I wouldn’t exactly say it’s a crisis situation, but I’m in a position to know that many SBC churches are currently without pastors. Many of these churches fit the same profile: at least 100 years old, rural, declining numbers in the congregation, little or no programs for youth, and aged membership. Many have more members residing in the adjacent cemetery than on the active church roll. Sometimes, one family dominates the leadership positions, but this is normally because they are the most faithful attendees and supporters. Often, there’s no one to play the piano and the songs (always from the hymn book) are acapella. Some are really not able to support a full-time pastor and his family, even though they often own a pastor’s home or manse and have turned to the utilization of part-time or “bi-vocational” ministers.

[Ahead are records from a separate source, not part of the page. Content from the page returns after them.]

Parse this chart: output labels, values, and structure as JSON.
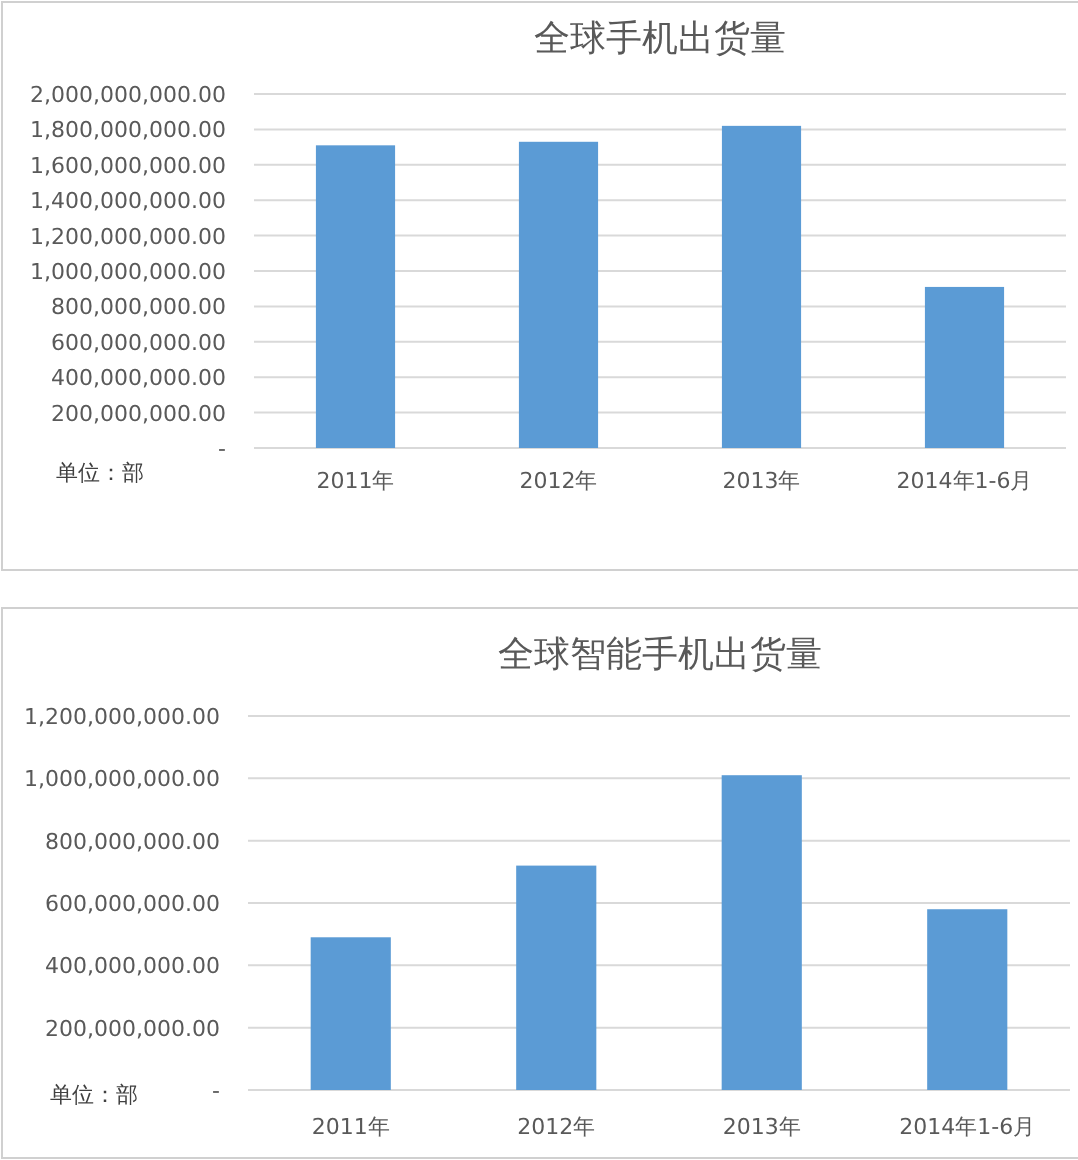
{
  "chart_data": [
    {
      "type": "bar",
      "title": "全球手机出货量",
      "categories": [
        "2011年",
        "2012年",
        "2013年",
        "2014年1-6月"
      ],
      "values": [
        1710000000,
        1730000000,
        1820000000,
        910000000
      ],
      "color": "#5b9bd5",
      "ylim": [
        0,
        2000000000
      ],
      "yticks": [
        {
          "value": 0,
          "label": "-"
        },
        {
          "value": 200000000,
          "label": "200,000,000.00"
        },
        {
          "value": 400000000,
          "label": "400,000,000.00"
        },
        {
          "value": 600000000,
          "label": "600,000,000.00"
        },
        {
          "value": 800000000,
          "label": "800,000,000.00"
        },
        {
          "value": 1000000000,
          "label": "1,000,000,000.00"
        },
        {
          "value": 1200000000,
          "label": "1,200,000,000.00"
        },
        {
          "value": 1400000000,
          "label": "1,400,000,000.00"
        },
        {
          "value": 1600000000,
          "label": "1,600,000,000.00"
        },
        {
          "value": 1800000000,
          "label": "1,800,000,000.00"
        },
        {
          "value": 2000000000,
          "label": "2,000,000,000.00"
        }
      ],
      "grid": "y",
      "annotations": [
        "单位：部"
      ]
    },
    {
      "type": "bar",
      "title": "全球智能手机出货量",
      "categories": [
        "2011年",
        "2012年",
        "2013年",
        "2014年1-6月"
      ],
      "values": [
        490000000,
        720000000,
        1010000000,
        580000000
      ],
      "color": "#5b9bd5",
      "ylim": [
        0,
        1200000000
      ],
      "yticks": [
        {
          "value": 0,
          "label": "-"
        },
        {
          "value": 200000000,
          "label": "200,000,000.00"
        },
        {
          "value": 400000000,
          "label": "400,000,000.00"
        },
        {
          "value": 600000000,
          "label": "600,000,000.00"
        },
        {
          "value": 800000000,
          "label": "800,000,000.00"
        },
        {
          "value": 1000000000,
          "label": "1,000,000,000.00"
        },
        {
          "value": 1200000000,
          "label": "1,200,000,000.00"
        }
      ],
      "grid": "y",
      "annotations": [
        "单位：部"
      ]
    }
  ]
}
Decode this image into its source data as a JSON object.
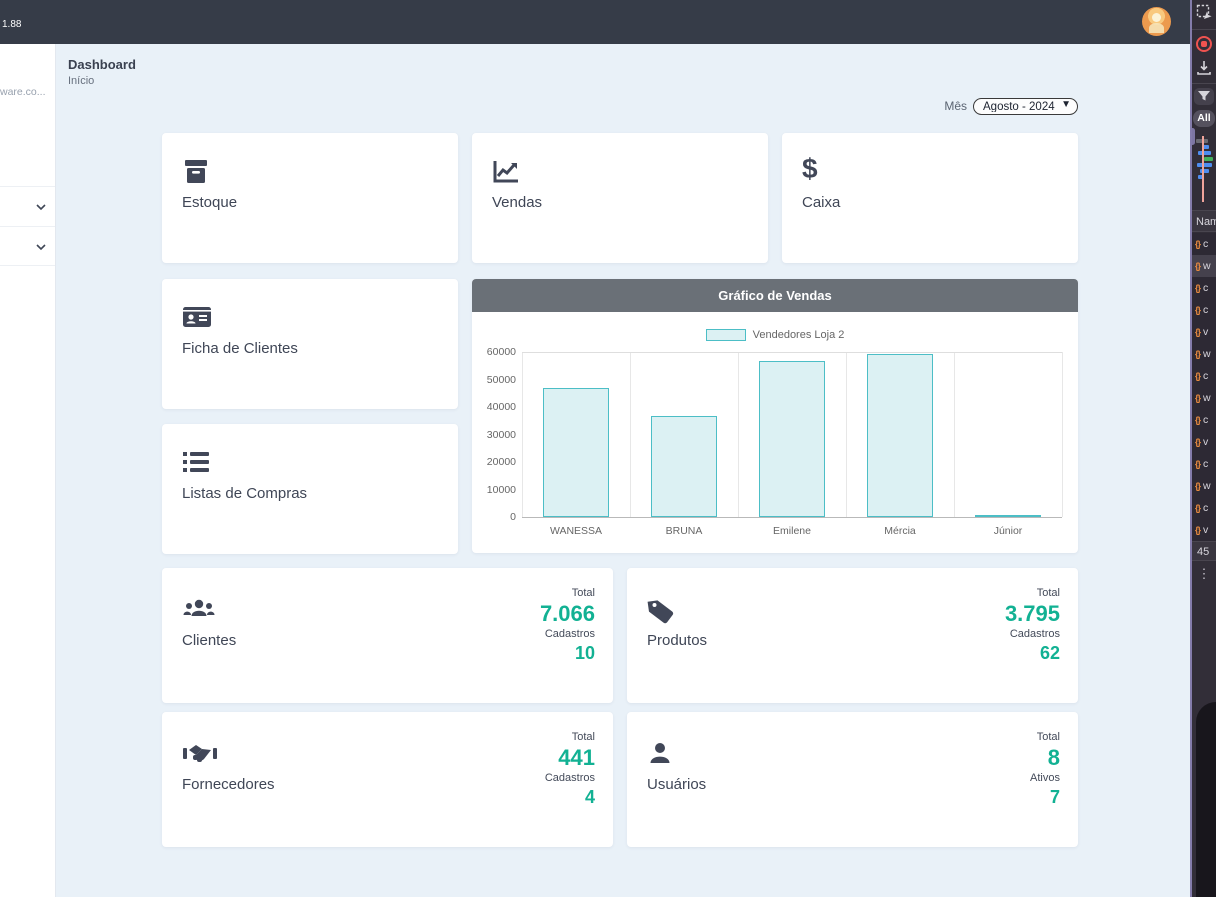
{
  "topbar": {
    "version": "1.88"
  },
  "sidebar": {
    "truncated_text": "ware.co..."
  },
  "page": {
    "title": "Dashboard",
    "breadcrumb": "Início"
  },
  "month_filter": {
    "label": "Mês",
    "selected": "Agosto - 2024"
  },
  "nav_cards": [
    {
      "label": "Estoque",
      "icon": "archive-box-icon"
    },
    {
      "label": "Vendas",
      "icon": "chart-line-icon"
    },
    {
      "label": "Caixa",
      "icon": "dollar-icon"
    },
    {
      "label": "Ficha de Clientes",
      "icon": "id-card-icon"
    },
    {
      "label": "Listas de Compras",
      "icon": "list-icon"
    }
  ],
  "chart_card": {
    "title": "Gráfico de Vendas"
  },
  "chart_data": {
    "type": "bar",
    "title": "Gráfico de Vendas",
    "legend": "Vendedores Loja 2",
    "categories": [
      "WANESSA",
      "BRUNA",
      "Emilene",
      "Mércia",
      "Júnior"
    ],
    "values": [
      47000,
      36800,
      56700,
      59300,
      400
    ],
    "ylim": [
      0,
      60000
    ],
    "ytick_step": 10000,
    "grid": "vertical-only",
    "legend_position": "top",
    "bar_fill": "#dcf1f3",
    "bar_border": "#4cbec6"
  },
  "stat_cards": [
    {
      "label": "Clientes",
      "icon": "users-icon",
      "rows": [
        {
          "caption": "Total",
          "value": "7.066"
        },
        {
          "caption": "Cadastros",
          "value": "10"
        }
      ]
    },
    {
      "label": "Produtos",
      "icon": "tag-icon",
      "rows": [
        {
          "caption": "Total",
          "value": "3.795"
        },
        {
          "caption": "Cadastros",
          "value": "62"
        }
      ]
    },
    {
      "label": "Fornecedores",
      "icon": "handshake-icon",
      "rows": [
        {
          "caption": "Total",
          "value": "441"
        },
        {
          "caption": "Cadastros",
          "value": "4"
        }
      ]
    },
    {
      "label": "Usuários",
      "icon": "user-icon",
      "rows": [
        {
          "caption": "Total",
          "value": "8"
        },
        {
          "caption": "Ativos",
          "value": "7"
        }
      ]
    }
  ],
  "devtools": {
    "all_label": "All",
    "name_header": "Nam",
    "request_count": "45",
    "script_icon_glyph": "{}",
    "requests": [
      "c",
      "w",
      "c",
      "c",
      "v",
      "w",
      "c",
      "w",
      "c",
      "v",
      "c",
      "w",
      "c",
      "v"
    ],
    "highlighted_index": 1
  },
  "colors": {
    "topbar": "#363c48",
    "main_bg": "#e9f1f8",
    "accent_teal": "#12b193",
    "chart_header": "#6a7077",
    "chart_bar_border": "#4cbec6",
    "devtools_orange": "#ea8b3f",
    "record_red": "#ef5350"
  }
}
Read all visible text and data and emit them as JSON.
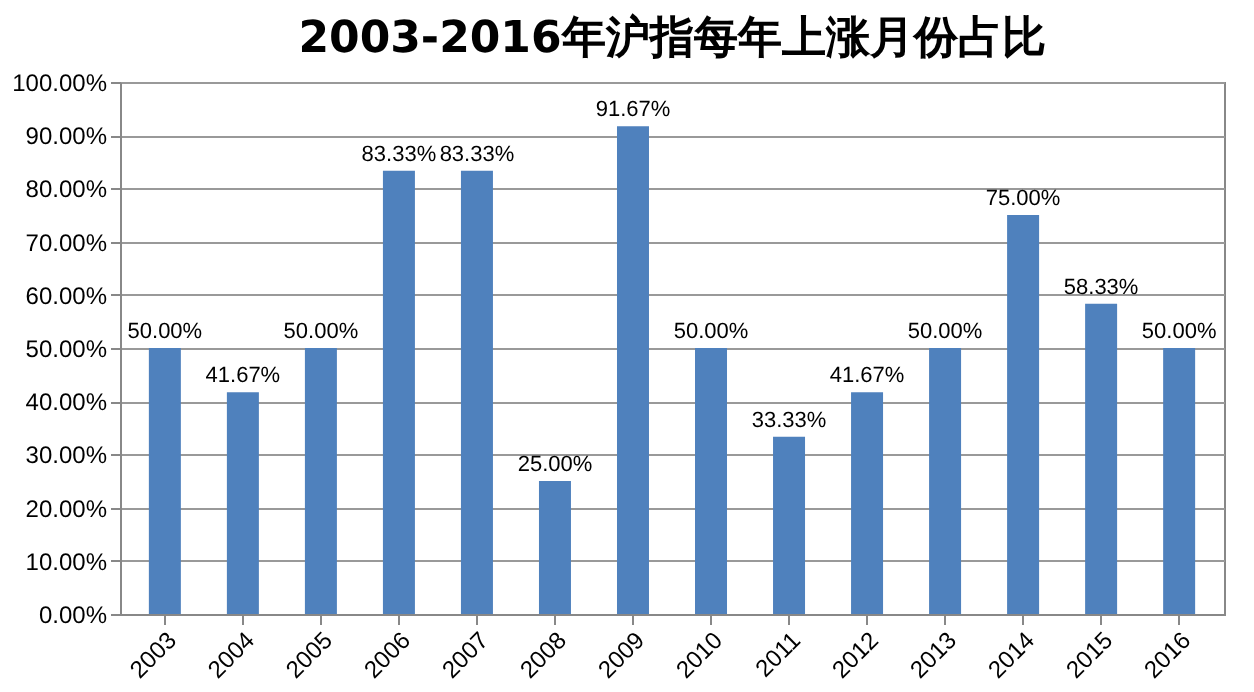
{
  "chart_data": {
    "type": "bar",
    "title": "2003-2016年沪指每年上涨月份占比",
    "categories": [
      "2003",
      "2004",
      "2005",
      "2006",
      "2007",
      "2008",
      "2009",
      "2010",
      "2011",
      "2012",
      "2013",
      "2014",
      "2015",
      "2016"
    ],
    "values": [
      50,
      41.67,
      50,
      83.33,
      83.33,
      25,
      91.67,
      50,
      33.33,
      41.67,
      50,
      75,
      58.33,
      50
    ],
    "value_labels": [
      "50.00%",
      "41.67%",
      "50.00%",
      "83.33%",
      "83.33%",
      "25.00%",
      "91.67%",
      "50.00%",
      "33.33%",
      "41.67%",
      "50.00%",
      "75.00%",
      "58.33%",
      "50.00%"
    ],
    "color": "#4f81bd",
    "ylim": [
      0,
      100
    ],
    "yticks": [
      {
        "value": 0,
        "label": "0.00%"
      },
      {
        "value": 10,
        "label": "10.00%"
      },
      {
        "value": 20,
        "label": "20.00%"
      },
      {
        "value": 30,
        "label": "30.00%"
      },
      {
        "value": 40,
        "label": "40.00%"
      },
      {
        "value": 50,
        "label": "50.00%"
      },
      {
        "value": 60,
        "label": "60.00%"
      },
      {
        "value": 70,
        "label": "70.00%"
      },
      {
        "value": 80,
        "label": "80.00%"
      },
      {
        "value": 90,
        "label": "90.00%"
      },
      {
        "value": 100,
        "label": "100.00%"
      }
    ],
    "grid": "y"
  }
}
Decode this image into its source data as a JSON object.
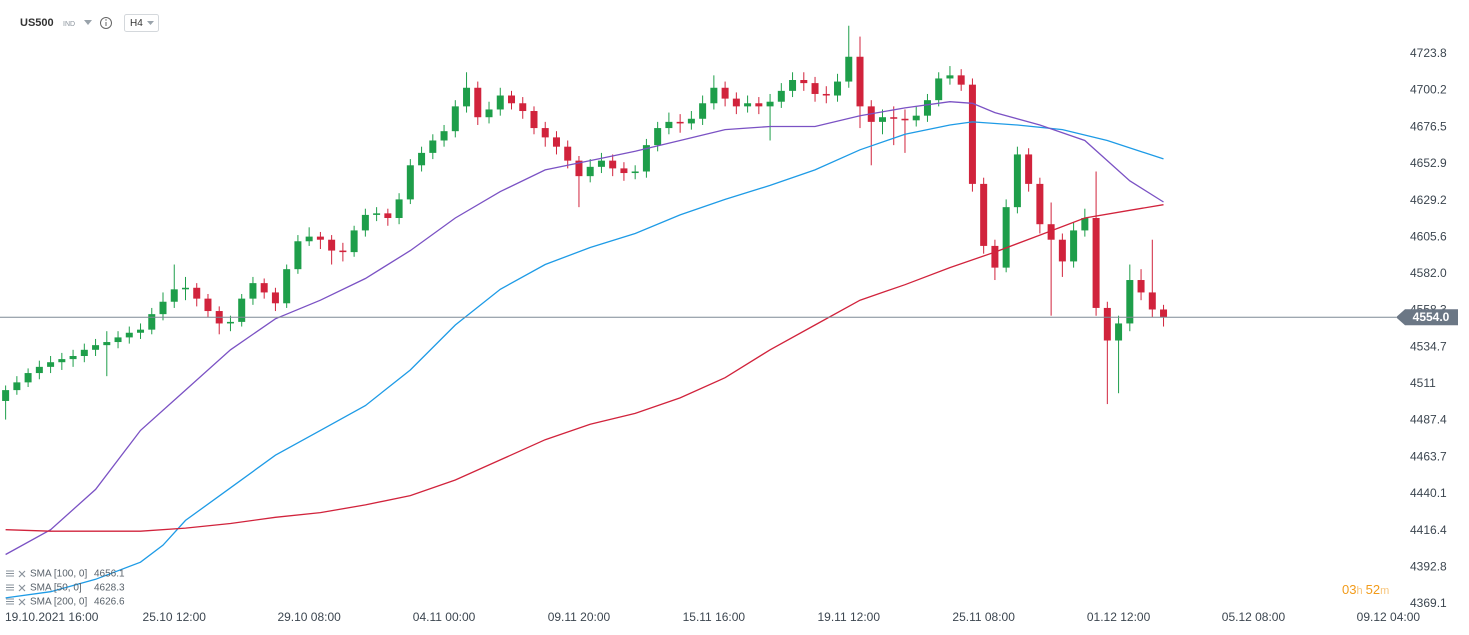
{
  "header": {
    "symbol": "US500",
    "market": "IND",
    "interval": "H4"
  },
  "countdown": [
    "03",
    "h",
    "52",
    "m"
  ],
  "chart_data": {
    "type": "candlestick",
    "up_color": "#1e9e4a",
    "down_color": "#d1233c",
    "xlim": [
      -0.5,
      123.5
    ],
    "xticks": [
      {
        "value": 3,
        "label": "19.10.2021 16:00"
      },
      {
        "value": 15,
        "label": "25.10 12:00"
      },
      {
        "value": 27,
        "label": "29.10 08:00"
      },
      {
        "value": 39,
        "label": "04.11 00:00"
      },
      {
        "value": 51,
        "label": "09.11 20:00"
      },
      {
        "value": 63,
        "label": "15.11 16:00"
      },
      {
        "value": 75,
        "label": "19.11 12:00"
      },
      {
        "value": 87,
        "label": "25.11 08:00"
      },
      {
        "value": 99,
        "label": "01.12 12:00"
      },
      {
        "value": 111,
        "label": "05.12 08:00"
      },
      {
        "value": 123,
        "label": "09.12 04:00"
      }
    ],
    "ylim": [
      4363.9,
      4758.6
    ],
    "yticks": [
      4723.8,
      4700.2,
      4676.5,
      4652.9,
      4629.2,
      4605.6,
      {
        "value": 4582,
        "label": "4582.0"
      },
      4558.3,
      4534.7,
      4511,
      4487.4,
      4463.7,
      4440.1,
      4416.4,
      4392.8,
      4369.1
    ],
    "open": [
      4500,
      4507,
      4512,
      4518,
      4522,
      4525,
      4527,
      4529,
      4533,
      4536,
      4538,
      4541,
      4544,
      4546,
      4556,
      4564,
      4572,
      4573,
      4566,
      4558,
      4550,
      4551,
      4566,
      4576,
      4570,
      4563,
      4585,
      4603,
      4606,
      4604,
      4597,
      4596,
      4610,
      4620,
      4621,
      4618,
      4630,
      4652,
      4660,
      4668,
      4674,
      4690,
      4702,
      4683,
      4688,
      4697,
      4692,
      4687,
      4676,
      4670,
      4664,
      4655,
      4645,
      4651,
      4655,
      4650,
      4647,
      4648,
      4665,
      4676,
      4680,
      4679,
      4682,
      4692,
      4702,
      4695,
      4690,
      4692,
      4690,
      4693,
      4700,
      4707,
      4705,
      4698,
      4697,
      4706,
      4722,
      4690,
      4680,
      4683,
      4682,
      4681,
      4684,
      4694,
      4708,
      4710,
      4704,
      4640,
      4600,
      4586,
      4625,
      4659,
      4640,
      4614,
      4604,
      4590,
      4610,
      4618,
      4560,
      4539,
      4550,
      4578,
      4570,
      4559
    ],
    "high": [
      4510,
      4516,
      4521,
      4526,
      4529,
      4531,
      4533,
      4537,
      4540,
      4545,
      4545,
      4548,
      4550,
      4560,
      4570,
      4588,
      4580,
      4576,
      4569,
      4561,
      4555,
      4569,
      4580,
      4579,
      4573,
      4588,
      4607,
      4612,
      4609,
      4607,
      4602,
      4613,
      4624,
      4625,
      4624,
      4634,
      4656,
      4664,
      4672,
      4678,
      4694,
      4712,
      4706,
      4693,
      4702,
      4700,
      4696,
      4690,
      4680,
      4674,
      4668,
      4658,
      4656,
      4660,
      4659,
      4654,
      4652,
      4669,
      4680,
      4686,
      4685,
      4687,
      4697,
      4710,
      4706,
      4699,
      4697,
      4696,
      4698,
      4705,
      4712,
      4712,
      4709,
      4703,
      4711,
      4742,
      4735,
      4694,
      4688,
      4690,
      4688,
      4690,
      4698,
      4712,
      4716,
      4714,
      4708,
      4644,
      4604,
      4630,
      4664,
      4663,
      4644,
      4628,
      4608,
      4615,
      4624,
      4648,
      4564,
      4555,
      4588,
      4585,
      4604,
      4562
    ],
    "low": [
      4488,
      4504,
      4509,
      4514,
      4518,
      4520,
      4522,
      4525,
      4529,
      4516,
      4534,
      4537,
      4540,
      4543,
      4552,
      4560,
      4565,
      4561,
      4554,
      4543,
      4545,
      4548,
      4562,
      4566,
      4558,
      4560,
      4582,
      4600,
      4598,
      4588,
      4590,
      4593,
      4606,
      4616,
      4613,
      4614,
      4627,
      4648,
      4656,
      4664,
      4670,
      4686,
      4678,
      4679,
      4684,
      4688,
      4682,
      4672,
      4664,
      4659,
      4650,
      4625,
      4641,
      4647,
      4645,
      4642,
      4643,
      4644,
      4661,
      4672,
      4673,
      4675,
      4678,
      4688,
      4690,
      4685,
      4686,
      4685,
      4668,
      4689,
      4696,
      4700,
      4693,
      4692,
      4693,
      4702,
      4676,
      4652,
      4672,
      4665,
      4660,
      4677,
      4680,
      4690,
      4704,
      4700,
      4635,
      4595,
      4578,
      4583,
      4621,
      4635,
      4608,
      4555,
      4580,
      4586,
      4606,
      4555,
      4498,
      4505,
      4545,
      4565,
      4554,
      4548
    ],
    "close": [
      4507,
      4512,
      4518,
      4522,
      4525,
      4527,
      4529,
      4533,
      4536,
      4538,
      4541,
      4544,
      4546,
      4556,
      4564,
      4572,
      4573,
      4566,
      4558,
      4550,
      4551,
      4566,
      4576,
      4570,
      4563,
      4585,
      4603,
      4606,
      4604,
      4597,
      4596,
      4610,
      4620,
      4621,
      4618,
      4630,
      4652,
      4660,
      4668,
      4674,
      4690,
      4702,
      4683,
      4688,
      4697,
      4692,
      4687,
      4676,
      4670,
      4664,
      4655,
      4645,
      4651,
      4655,
      4650,
      4647,
      4648,
      4665,
      4676,
      4680,
      4679,
      4682,
      4692,
      4702,
      4695,
      4690,
      4692,
      4690,
      4693,
      4700,
      4707,
      4705,
      4698,
      4697,
      4706,
      4722,
      4690,
      4680,
      4683,
      4682,
      4681,
      4684,
      4694,
      4708,
      4710,
      4704,
      4640,
      4600,
      4586,
      4625,
      4659,
      4640,
      4614,
      4604,
      4590,
      4610,
      4618,
      4560,
      4539,
      4550,
      4578,
      4570,
      4559,
      4554
    ],
    "series": [
      {
        "name": "SMA [100, 0]",
        "color": "#1e9be6",
        "x": [
          0,
          4,
          8,
          12,
          14,
          16,
          20,
          24,
          28,
          32,
          36,
          40,
          44,
          48,
          52,
          56,
          60,
          64,
          68,
          72,
          76,
          80,
          84,
          86,
          90,
          94,
          98,
          103
        ],
        "values": [
          4373,
          4377,
          4385,
          4396,
          4407,
          4423,
          4444,
          4465,
          4481,
          4497,
          4520,
          4549,
          4572,
          4588,
          4599,
          4608,
          4620,
          4630,
          4639,
          4649,
          4662,
          4672,
          4678,
          4680,
          4678,
          4675,
          4668,
          4656.1
        ]
      },
      {
        "name": "SMA [50, 0]",
        "color": "#7b52c4",
        "x": [
          0,
          4,
          8,
          12,
          16,
          20,
          24,
          28,
          32,
          36,
          40,
          44,
          48,
          52,
          56,
          60,
          64,
          68,
          72,
          76,
          80,
          84,
          86,
          88,
          92,
          96,
          100,
          103
        ],
        "values": [
          4401,
          4417,
          4443,
          4481,
          4507,
          4533,
          4553,
          4565,
          4579,
          4597,
          4618,
          4635,
          4649,
          4655,
          4661,
          4668,
          4675,
          4677,
          4677,
          4684,
          4689,
          4693,
          4692,
          4686,
          4678,
          4668,
          4642,
          4628.3
        ]
      },
      {
        "name": "SMA [200, 0]",
        "color": "#d1233c",
        "x": [
          0,
          4,
          8,
          12,
          16,
          20,
          24,
          28,
          32,
          36,
          40,
          44,
          48,
          52,
          56,
          60,
          64,
          68,
          72,
          76,
          80,
          84,
          88,
          92,
          96,
          100,
          103
        ],
        "values": [
          4417,
          4416,
          4416,
          4416,
          4418,
          4421,
          4425,
          4428,
          4433,
          4439,
          4449,
          4462,
          4475,
          4485,
          4492,
          4502,
          4515,
          4533,
          4549,
          4565,
          4575,
          4586,
          4596,
          4607,
          4618,
          4623,
          4626.6
        ]
      }
    ],
    "current_price": {
      "value": 4554,
      "label": "4554.0"
    }
  }
}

Of the approximately 45,000 churches in the Southern Baptist Convention, across America, around 35,000 of them have bi-vocational pastors. Bi-vocational ministry is when a pastor or staff member serving a church holds a full-time job while also serving a church. Different names have been applied to this practice – like “tent-making” ministry, taken from Paul, Aquila and Priscilla’s work as leather crafters while planting churches and doing the work of ministry (Acts 18:3). Others like to refer to this type of service as “marketplace ministry” because the minister works in the marketplace. Such individuals are obviously the “salvation” of the church for, without them, many SBC pulpits would be empty on Sunday.